Grundsätzlich sei die Einbindung von Verbänden und anderen Interessenvertretern in Form von Anhörungen und Stellungnahmen aber »ein zentraler Bestandteil demokratischer Gesetzgebungsprozesse«, um unterschiedliche Perspektiven in den politischen Entscheidungsprozess einfließen zu lassen, stellt das Ministerium klar.
Bezogen auf die in der Anfrage kritisierte Plattformökonomie versichert die Regierung, dass Chancen und Risiken gleichermaßen in den Blick genommen würden. Eine ressortübergreifende Positionierung zur Plattformökonomie im Gesundheitswesen befinde sich in Abstimmung, insbesondere im Kontext der weiteren Ausgestaltung der Digitalgesetze und der Gesundheitsdatennutzung.
Die neue Regierung will die unfairen Wettbewerbebedingungen zwischen Versendern und Vor-Ort-Apotheken aber noch an anderer Stelle stärken: Sorge verweist auf den Koalitionsvertrag, in dem sich Union und SPD darauf verständigt haben, »bei der Einhaltung von Kühlketten und Nachweispflichten im Versand weitere Vorgaben zu treffen«. Entsprechende Regelungsvorschläge blieben aber noch abzuwarten, so der Staatssekretär. Ministerin Warken hatte gegenüber der PZ angekündigt, gegebenenfalls schon zum Deutschen Apothekertag mit einem Lösungsvorschlag zu kommen.
Die maßgeblichen Anforderungen für Versender sind in § 11a Satz 1 Apothekengesetz und § 17 Absatz 2a Apothekenbetriebsordnung definiert. Es geht um Verpackung, Transport und ein Qualitätssicherungssystem zur Sendungsverfolgung. Zudem müsse eine ordnungsgemäße pharmazeutische Beratung gewährleistet sein und die Aushändigung des Arzneimittels dürfe nur an den konkreten Adressaten erfolgen, betont das BMG. Die Überwachung des Versandhandels obliege wiederum den zuständigen Landesbehörden.
Aktuell sieht die Regierung die flächendeckende Arzneimittel-Versorgung durch den Versandhandel nicht als gefährdet an. Schließlich sei dessen Marktanteil nach wie vor gering. Außerdem könnten die Apotheken vor Ort seit 2020 den Kassen 2,50 Euro für den Botendienst in Rechnung stellen.

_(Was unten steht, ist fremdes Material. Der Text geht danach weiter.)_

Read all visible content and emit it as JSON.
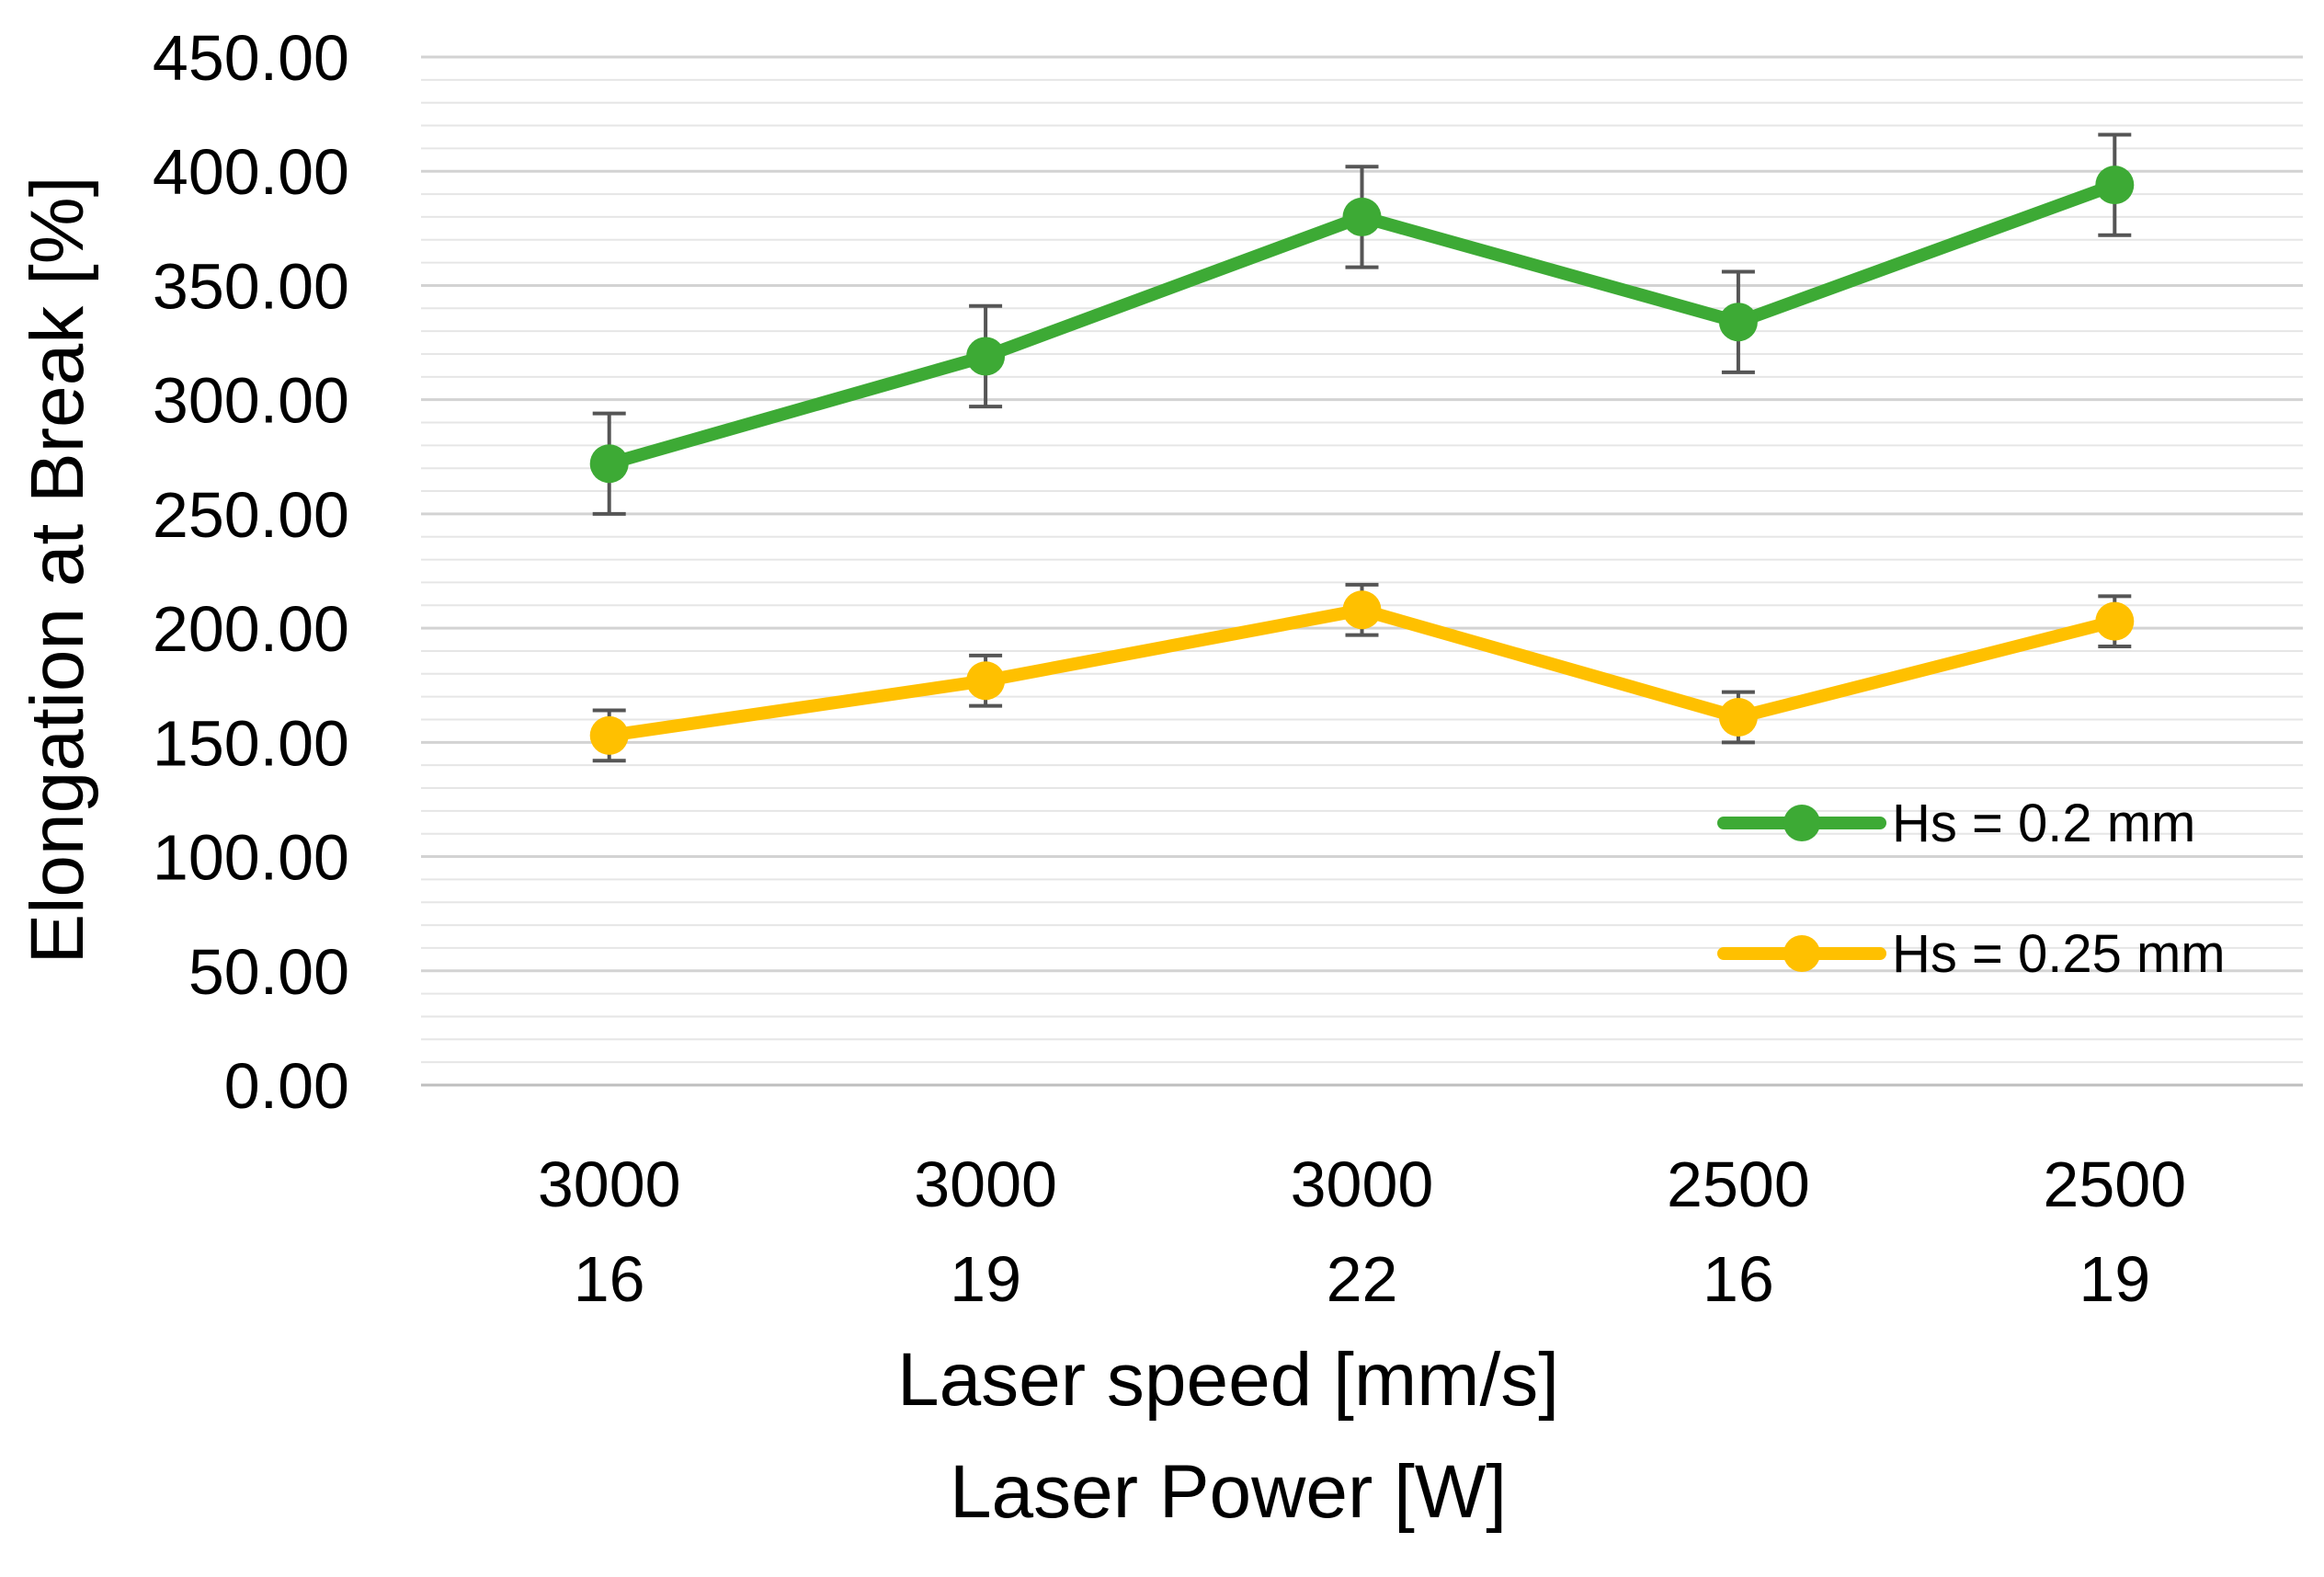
{
  "chart_data": {
    "type": "line",
    "title": "",
    "ylabel": "Elongation at Break [%]",
    "xlabel_lines": [
      "Laser speed [mm/s]",
      "Laser Power [W]"
    ],
    "categories": [
      [
        "3000",
        "16"
      ],
      [
        "3000",
        "19"
      ],
      [
        "3000",
        "22"
      ],
      [
        "2500",
        "16"
      ],
      [
        "2500",
        "19"
      ]
    ],
    "ylim": [
      0,
      450
    ],
    "y_major_step": 50,
    "y_minor_step": 10,
    "y_tick_labels": [
      "0.00",
      "50.00",
      "100.00",
      "150.00",
      "200.00",
      "250.00",
      "300.00",
      "350.00",
      "400.00",
      "450.00"
    ],
    "grid": true,
    "legend_position": "bottom-right",
    "series": [
      {
        "name": "Hs = 0.2 mm",
        "color": "#3DAA35",
        "values": [
          272,
          319,
          380,
          334,
          394
        ],
        "errors": [
          22,
          22,
          22,
          22,
          22
        ]
      },
      {
        "name": "Hs = 0.25 mm",
        "color": "#FFC000",
        "values": [
          153,
          177,
          208,
          161,
          203
        ],
        "errors": [
          11,
          11,
          11,
          11,
          11
        ]
      }
    ]
  }
}
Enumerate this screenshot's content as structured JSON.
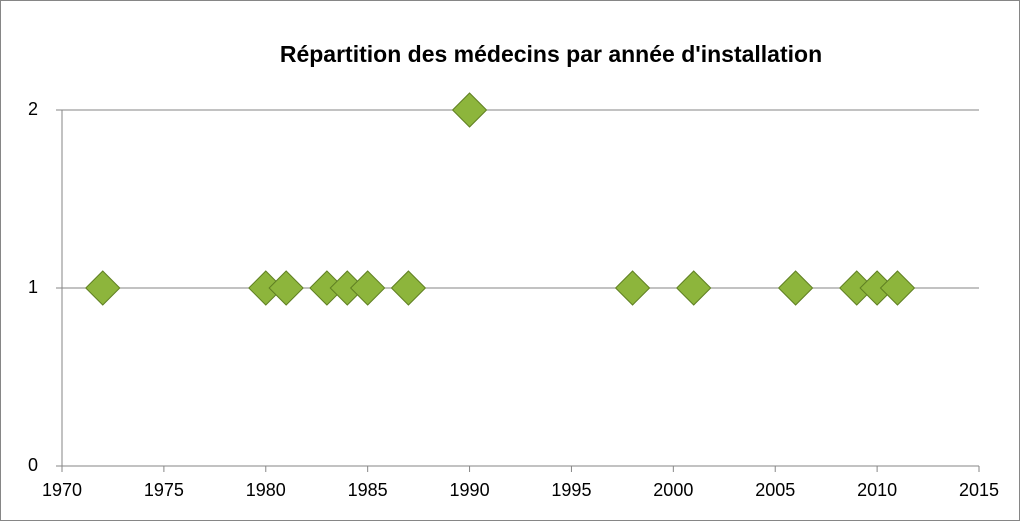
{
  "chart_data": {
    "type": "scatter",
    "title": "Répartition des médecins par année d'installation",
    "x": [
      1972,
      1980,
      1981,
      1983,
      1984,
      1985,
      1987,
      1990,
      1998,
      2001,
      2006,
      2009,
      2010,
      2011
    ],
    "values": [
      1,
      1,
      1,
      1,
      1,
      1,
      1,
      2,
      1,
      1,
      1,
      1,
      1,
      1
    ],
    "color": "#8db53c",
    "xlim": [
      1970,
      2015
    ],
    "xticks": [
      1970,
      1975,
      1980,
      1985,
      1990,
      1995,
      2000,
      2005,
      2010,
      2015
    ],
    "ylim": [
      0,
      2
    ],
    "yticks": [
      0,
      1,
      2
    ],
    "grid": true
  }
}
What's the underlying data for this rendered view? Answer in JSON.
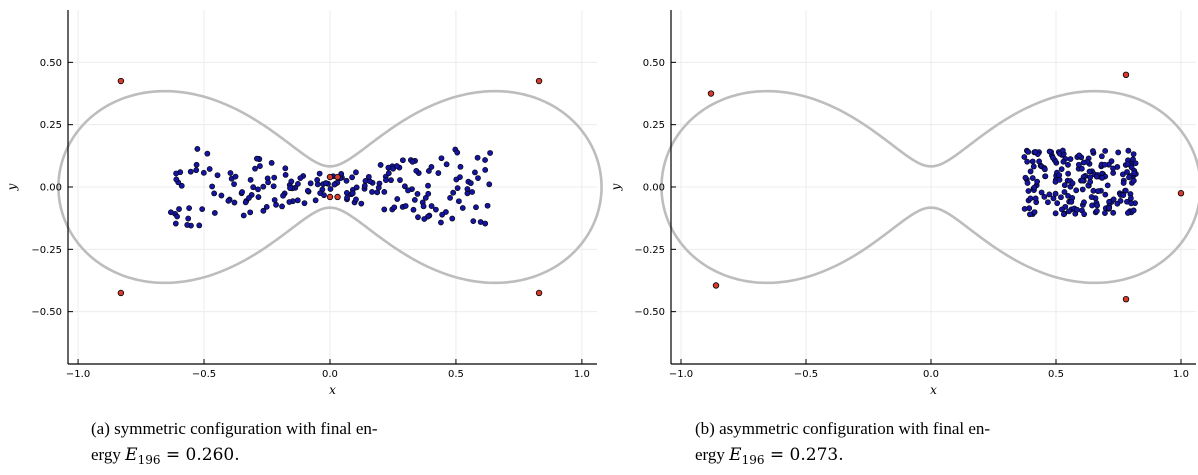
{
  "chart_data": [
    {
      "type": "scatter",
      "panel": "a",
      "xlabel": "x",
      "ylabel": "y",
      "xlim": [
        -1.04,
        1.06
      ],
      "ylim": [
        -0.71,
        0.71
      ],
      "xticks": [
        -1.0,
        -0.5,
        0.0,
        0.5,
        1.0
      ],
      "xticklabels": [
        "−1.0",
        "−0.5",
        "0.0",
        "0.5",
        "1.0"
      ],
      "yticks": [
        -0.5,
        -0.25,
        0.0,
        0.25,
        0.5
      ],
      "yticklabels": [
        "−0.50",
        "−0.25",
        "0.00",
        "0.25",
        "0.50"
      ],
      "grid": true,
      "curve_color": "#bdbdbd",
      "boundary_point_color": "#d63c2c",
      "interior_point_color": "#1414a0",
      "boundary_points": [
        [
          -0.83,
          0.425
        ],
        [
          0.83,
          0.425
        ],
        [
          -0.83,
          -0.425
        ],
        [
          0.83,
          -0.425
        ],
        [
          0.0,
          0.04
        ],
        [
          0.03,
          0.04
        ],
        [
          0.0,
          -0.04
        ],
        [
          0.03,
          -0.04
        ]
      ],
      "caption": {
        "label": "(a) symmetric configuration with final en-",
        "line2_prefix": "ergy ",
        "energy_symbol": "E",
        "energy_subscript": "196",
        "energy_value": " = 0.260."
      }
    },
    {
      "type": "scatter",
      "panel": "b",
      "xlabel": "x",
      "ylabel": "y",
      "xlim": [
        -1.04,
        1.06
      ],
      "ylim": [
        -0.71,
        0.71
      ],
      "xticks": [
        -1.0,
        -0.5,
        0.0,
        0.5,
        1.0
      ],
      "xticklabels": [
        "−1.0",
        "−0.5",
        "0.0",
        "0.5",
        "1.0"
      ],
      "yticks": [
        -0.5,
        -0.25,
        0.0,
        0.25,
        0.5
      ],
      "yticklabels": [
        "−0.50",
        "−0.25",
        "0.00",
        "0.25",
        "0.50"
      ],
      "grid": true,
      "curve_color": "#bdbdbd",
      "boundary_point_color": "#d63c2c",
      "interior_point_color": "#1414a0",
      "boundary_points": [
        [
          -0.88,
          0.375
        ],
        [
          0.78,
          0.45
        ],
        [
          -0.86,
          -0.395
        ],
        [
          0.78,
          -0.45
        ],
        [
          1.0,
          -0.025
        ]
      ],
      "caption": {
        "label": "(b) asymmetric configuration with final en-",
        "line2_prefix": "ergy ",
        "energy_symbol": "E",
        "energy_subscript": "196",
        "energy_value": " = 0.273."
      }
    }
  ]
}
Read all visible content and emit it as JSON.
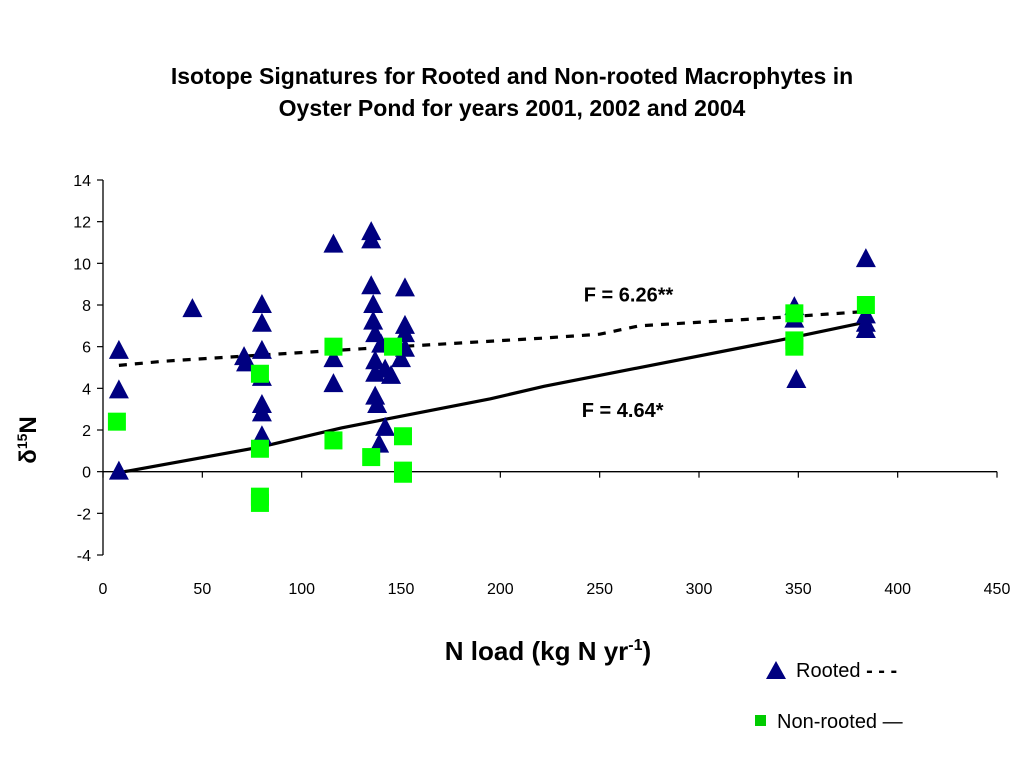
{
  "chart_data": {
    "type": "scatter",
    "title_lines": [
      "Isotope Signatures for Rooted and Non-rooted Macrophytes in",
      "Oyster Pond for years 2001, 2002 and 2004"
    ],
    "xlabel": {
      "main": "N load (kg N yr",
      "superscript": "-1",
      "close": ")"
    },
    "ylabel": {
      "prefix": "δ",
      "superscript": "15",
      "main": "N"
    },
    "xlim": [
      0,
      450
    ],
    "ylim": [
      -4,
      14
    ],
    "xticks": [
      0,
      50,
      100,
      150,
      200,
      250,
      300,
      350,
      400,
      450
    ],
    "yticks": [
      -4,
      -2,
      0,
      2,
      4,
      6,
      8,
      10,
      12,
      14
    ],
    "grid": false,
    "legend_position": "bottom-right",
    "colors": {
      "rooted": "#000080",
      "non_rooted": "#00FF00",
      "non_rooted_legend": "#00CC00",
      "lines": "#000000"
    },
    "series": [
      {
        "name": "Rooted",
        "marker": "triangle",
        "line_style": "dashed",
        "points": [
          [
            8,
            5.8
          ],
          [
            8,
            3.9
          ],
          [
            8,
            0.0
          ],
          [
            45,
            7.8
          ],
          [
            71,
            5.5
          ],
          [
            72,
            5.2
          ],
          [
            80,
            8.0
          ],
          [
            80,
            7.1
          ],
          [
            80,
            5.8
          ],
          [
            80,
            4.5
          ],
          [
            80,
            3.2
          ],
          [
            80,
            2.8
          ],
          [
            80,
            1.7
          ],
          [
            116,
            10.9
          ],
          [
            116,
            5.4
          ],
          [
            116,
            4.2
          ],
          [
            135,
            11.5
          ],
          [
            135,
            11.1
          ],
          [
            135,
            8.9
          ],
          [
            136,
            8.0
          ],
          [
            136,
            7.2
          ],
          [
            137,
            6.6
          ],
          [
            137,
            5.3
          ],
          [
            137,
            4.7
          ],
          [
            137,
            3.6
          ],
          [
            138,
            3.2
          ],
          [
            139,
            1.3
          ],
          [
            140,
            6.1
          ],
          [
            142,
            4.9
          ],
          [
            142,
            2.1
          ],
          [
            145,
            4.6
          ],
          [
            150,
            5.4
          ],
          [
            152,
            8.8
          ],
          [
            152,
            7.0
          ],
          [
            152,
            6.6
          ],
          [
            152,
            5.9
          ],
          [
            348,
            7.9
          ],
          [
            348,
            7.3
          ],
          [
            349,
            4.4
          ],
          [
            384,
            10.2
          ],
          [
            384,
            7.5
          ],
          [
            384,
            7.1
          ],
          [
            384,
            6.8
          ]
        ],
        "fit": [
          [
            8,
            5.1
          ],
          [
            30,
            5.3
          ],
          [
            80,
            5.6
          ],
          [
            130,
            5.9
          ],
          [
            220,
            6.4
          ],
          [
            250,
            6.6
          ],
          [
            270,
            7.0
          ],
          [
            340,
            7.4
          ],
          [
            385,
            7.7
          ]
        ]
      },
      {
        "name": "Non-rooted",
        "marker": "square",
        "line_style": "solid",
        "points": [
          [
            7,
            2.4
          ],
          [
            79,
            4.7
          ],
          [
            79,
            1.1
          ],
          [
            79,
            -1.2
          ],
          [
            79,
            -1.5
          ],
          [
            116,
            6.0
          ],
          [
            116,
            1.5
          ],
          [
            135,
            0.7
          ],
          [
            146,
            6.0
          ],
          [
            151,
            1.7
          ],
          [
            151,
            0.05
          ],
          [
            151,
            -0.1
          ],
          [
            348,
            7.6
          ],
          [
            348,
            6.3
          ],
          [
            348,
            6.0
          ],
          [
            384,
            8.0
          ]
        ],
        "fit": [
          [
            8,
            -0.05
          ],
          [
            80,
            1.2
          ],
          [
            120,
            2.1
          ],
          [
            195,
            3.5
          ],
          [
            222,
            4.1
          ],
          [
            340,
            6.3
          ],
          [
            385,
            7.2
          ]
        ]
      }
    ],
    "annotations": [
      {
        "text": "F = 6.26**",
        "x": 242,
        "y": 8.5
      },
      {
        "text": "F = 4.64*",
        "x": 241,
        "y": 2.95
      }
    ],
    "legend": [
      {
        "label": "Rooted",
        "line_symbol": "- - -"
      },
      {
        "label": "Non-rooted",
        "line_symbol": "—"
      }
    ]
  }
}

Der gesundheitspolitische Sprecher der AfD ist mit der Antwort der Regierung nicht zufrieden. Die schwarz-rote Koalition ziehe sich hinter föderalen Zuständigkeiten und europäischer Bürokratie zurück. Zentralen Fragen zur Einflussnahme von Lobbyisten, internationalen Investoren und der fortschreitenden Machtausweitung ausländischer Plattformen wie Doc Morris weiche die Bundesregierung mit Nichtwissen oder Verweisen auf andere Akteure aus, heißt es in einer Pressemitteilung.